SNP Finance Secretary Kate Forbes last week formally requested the UK Government for the power to borrow and extra £500m for Covid spending this year, plus other temporary “flexibilities” to overcome the restrictions imposed by the framework.
Asked if the Scottish Government was sensible to sign up to the framework in the first place, Ms Gardner said she had a “fair mount of sympathy” with ministers’ decision to accept the new powers that were part and parcel of the framework.
She said: “That is very much what this government is committed to - increasing devolution to Scotland with an aim of moving towards independence.
“The fiscal framework was a process of negotiation between the two governments.
“The per capita basis on which our taxes and revenues are adjusted provides us with some protection there, and it’s always been intended that the fiscal framework will be reviewed in 2021.
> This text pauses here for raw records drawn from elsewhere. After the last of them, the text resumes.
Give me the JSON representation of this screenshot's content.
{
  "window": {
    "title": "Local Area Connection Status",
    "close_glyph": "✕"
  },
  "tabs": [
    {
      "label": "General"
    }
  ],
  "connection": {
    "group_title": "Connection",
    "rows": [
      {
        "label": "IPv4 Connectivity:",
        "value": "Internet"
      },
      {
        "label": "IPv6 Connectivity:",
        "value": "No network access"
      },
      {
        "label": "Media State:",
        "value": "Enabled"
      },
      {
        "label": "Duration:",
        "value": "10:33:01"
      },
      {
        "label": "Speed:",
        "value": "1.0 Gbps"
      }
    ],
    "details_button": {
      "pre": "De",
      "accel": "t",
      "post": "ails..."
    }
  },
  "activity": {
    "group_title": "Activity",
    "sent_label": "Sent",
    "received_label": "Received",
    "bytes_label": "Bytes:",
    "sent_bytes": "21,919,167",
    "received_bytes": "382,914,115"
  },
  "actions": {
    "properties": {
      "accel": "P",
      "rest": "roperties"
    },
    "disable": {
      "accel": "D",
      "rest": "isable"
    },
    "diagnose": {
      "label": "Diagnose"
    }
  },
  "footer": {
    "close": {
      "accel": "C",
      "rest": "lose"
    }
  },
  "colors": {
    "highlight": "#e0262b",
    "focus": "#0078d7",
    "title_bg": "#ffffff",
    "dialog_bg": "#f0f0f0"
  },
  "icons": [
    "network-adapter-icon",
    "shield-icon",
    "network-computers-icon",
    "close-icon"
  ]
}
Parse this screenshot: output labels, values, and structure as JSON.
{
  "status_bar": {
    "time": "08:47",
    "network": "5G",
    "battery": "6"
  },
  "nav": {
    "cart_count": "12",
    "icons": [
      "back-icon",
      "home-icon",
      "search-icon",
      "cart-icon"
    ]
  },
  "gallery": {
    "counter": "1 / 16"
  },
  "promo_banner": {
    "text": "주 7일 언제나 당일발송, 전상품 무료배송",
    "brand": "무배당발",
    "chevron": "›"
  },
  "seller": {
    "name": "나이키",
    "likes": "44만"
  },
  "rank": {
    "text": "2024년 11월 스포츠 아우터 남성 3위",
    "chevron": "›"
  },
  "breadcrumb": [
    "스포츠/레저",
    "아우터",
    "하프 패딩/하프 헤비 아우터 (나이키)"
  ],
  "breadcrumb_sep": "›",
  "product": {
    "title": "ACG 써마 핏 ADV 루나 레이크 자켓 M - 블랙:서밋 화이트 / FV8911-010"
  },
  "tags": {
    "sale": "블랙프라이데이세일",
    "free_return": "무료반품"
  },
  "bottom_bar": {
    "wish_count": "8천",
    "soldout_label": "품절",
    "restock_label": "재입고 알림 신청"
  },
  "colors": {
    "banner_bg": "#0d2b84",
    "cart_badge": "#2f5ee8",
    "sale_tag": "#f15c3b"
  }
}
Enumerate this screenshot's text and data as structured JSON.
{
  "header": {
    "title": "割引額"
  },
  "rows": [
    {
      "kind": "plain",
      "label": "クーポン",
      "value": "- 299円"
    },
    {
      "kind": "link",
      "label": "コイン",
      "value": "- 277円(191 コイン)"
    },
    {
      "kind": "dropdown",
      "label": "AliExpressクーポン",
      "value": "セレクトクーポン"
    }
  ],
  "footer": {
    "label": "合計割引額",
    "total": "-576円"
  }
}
“What nobody could have predicted was this coronavirus pandemic and the overwhelming impact it’s had on the UK economy as a whole
“I do think there’s a case for a bit of additional flexibility for the Scottish Government this year, but for me it really does highlight the importance of getting the fiscal framework right in future.
“We know much more about the Scottish taxbase than we did when the fiscal framework was agreed, and we can therefore come up with better forecasts of what might happen under different scenarios.
“Secondly I think it’s really important that the [Scottish] Government does produce much more transparency in its own long-term financial planning.
“That transparency is really key with these powers and we’re not seeing it just now.”